Dr. Zielinski, of the Medical University of Vienna, noted that progression-free survival and overall response rates were significantly improved when bevacizumab was combined with first-line weekly paclitaxel in the E2100 trial (J. Clin. Oncol. 2009;27:4966-72) or with capecitabine in the RIBBON-1 trial (J. Clin. Oncol. 2011;29:1252-60), but there was no head-to-head comparison.

Both combinations have been registered for use in Europe, although the National Institute for Health and Clinical Excellence in the United Kingdom has rejected both on the grounds of no clear overall survival benefit and the cost-to-benefit ratio.

In the United States, the Food and Drug Administration withdrew an indication for bevacizumab in metastatic breast cancer after subsequent clinical trials failed to confirm the margin of benefit seen in E2100.

TURANDOT Offers Direct Comparison

TURANDOT (Capecitabine and Bevacizumab Randomized Against Avastin and Taxol) is the first prospective trial directly comparing bevacizumab and paclitaxel versus bevacizumab and capecitabine as first-line treatment for inoperable locally advanced or metastatic breast cancer.

The international, multicenter, double-blind trial involved 564 women (median age 59 years) who had received no prior chemotherapy in the advanced setting.
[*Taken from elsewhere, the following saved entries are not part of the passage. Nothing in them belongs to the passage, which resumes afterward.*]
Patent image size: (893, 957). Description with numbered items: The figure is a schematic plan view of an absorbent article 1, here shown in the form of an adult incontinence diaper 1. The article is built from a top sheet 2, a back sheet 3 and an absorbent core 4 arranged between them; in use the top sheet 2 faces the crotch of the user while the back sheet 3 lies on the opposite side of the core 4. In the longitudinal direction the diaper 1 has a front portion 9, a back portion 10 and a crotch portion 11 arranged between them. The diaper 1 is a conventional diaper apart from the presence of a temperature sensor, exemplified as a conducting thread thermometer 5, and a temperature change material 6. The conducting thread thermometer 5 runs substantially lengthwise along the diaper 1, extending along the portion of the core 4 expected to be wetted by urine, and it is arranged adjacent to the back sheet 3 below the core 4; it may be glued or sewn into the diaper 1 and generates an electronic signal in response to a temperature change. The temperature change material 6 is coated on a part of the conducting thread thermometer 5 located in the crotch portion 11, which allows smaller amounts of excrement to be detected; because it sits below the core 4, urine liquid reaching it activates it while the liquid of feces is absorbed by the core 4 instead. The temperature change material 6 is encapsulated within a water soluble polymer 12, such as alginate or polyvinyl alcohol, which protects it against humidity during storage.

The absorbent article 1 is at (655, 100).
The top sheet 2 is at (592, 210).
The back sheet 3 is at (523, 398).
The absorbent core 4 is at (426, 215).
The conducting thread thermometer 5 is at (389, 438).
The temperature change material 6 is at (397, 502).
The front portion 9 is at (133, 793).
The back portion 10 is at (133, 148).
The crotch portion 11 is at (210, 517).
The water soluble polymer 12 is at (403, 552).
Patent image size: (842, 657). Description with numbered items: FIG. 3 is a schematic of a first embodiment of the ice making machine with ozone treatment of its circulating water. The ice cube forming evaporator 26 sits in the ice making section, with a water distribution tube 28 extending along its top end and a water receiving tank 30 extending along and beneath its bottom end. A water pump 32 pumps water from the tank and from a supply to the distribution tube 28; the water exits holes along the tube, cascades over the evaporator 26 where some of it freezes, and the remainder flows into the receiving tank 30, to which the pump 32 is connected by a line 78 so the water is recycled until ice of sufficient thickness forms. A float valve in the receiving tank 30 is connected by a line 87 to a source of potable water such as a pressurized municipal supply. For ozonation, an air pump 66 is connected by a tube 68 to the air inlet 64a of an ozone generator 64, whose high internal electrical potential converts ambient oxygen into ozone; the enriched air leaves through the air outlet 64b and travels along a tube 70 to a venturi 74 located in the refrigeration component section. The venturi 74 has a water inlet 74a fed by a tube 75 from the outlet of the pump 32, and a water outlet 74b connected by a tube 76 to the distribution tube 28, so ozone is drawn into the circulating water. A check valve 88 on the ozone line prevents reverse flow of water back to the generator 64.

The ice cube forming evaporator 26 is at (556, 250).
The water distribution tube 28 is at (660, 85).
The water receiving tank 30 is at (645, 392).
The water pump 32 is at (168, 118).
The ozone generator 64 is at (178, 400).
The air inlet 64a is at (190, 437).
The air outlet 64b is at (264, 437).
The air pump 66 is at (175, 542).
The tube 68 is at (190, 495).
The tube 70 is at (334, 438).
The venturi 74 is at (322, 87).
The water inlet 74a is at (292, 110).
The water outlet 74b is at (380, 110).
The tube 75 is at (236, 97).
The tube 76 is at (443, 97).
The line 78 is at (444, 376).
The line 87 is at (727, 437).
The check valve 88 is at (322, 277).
Prior adjuvant or neoadjuvant chemotherapy, radiotherapy, or both were permitted only if the regimens used had been completed at least 6 months before enrollment.

Women were treated until progression or until unacceptable toxicity, with 285 receiving bevacizumab 10 mg/kg on days 1 and 15 plus paclitaxel 90 mg/m2 on days 1, 8 and 14 of a 4-week cycle. The remaining 279 women received bevacizumab 15 mg/kg on day 1 plus capecitabine 1,000 mg/m2 on days 1-14 of a 3-week cycle. The primary objective was to demonstrate that the latter combination was noninferior to bevacizumab plus paclitaxel.

The safety population included 561 women, with 51% versus 64% of patients discontinuing bevacizumab treatment in the paclitaxel and capecitabine arms, respectively. A similar percentage (16% vs. 14%) discontinued bevacizumab because of adverse events, and two and four patients in each group died.

A higher percentage of patients in the bevacizumab-capecitabine arm than in the bevacizumab-paclitaxel arm discontinued chemotherapy due to disease progression (63% vs. 32%), although there were fewer discontinuations due to adverse events (15% vs. 34%). Chemotherapy had to be modified because of toxicity in 46% and 54% of cases, respectively.

Subgroup analysis of overall survival showed no difference between the two treatment arms. Final overall survival results are expected in 2014.

The time to achieve a response was significantly shorter with the paclitaxel-containing regimen (HR 0.58, P = .0002), although the time to treatment failure and duration of response was not significantly different.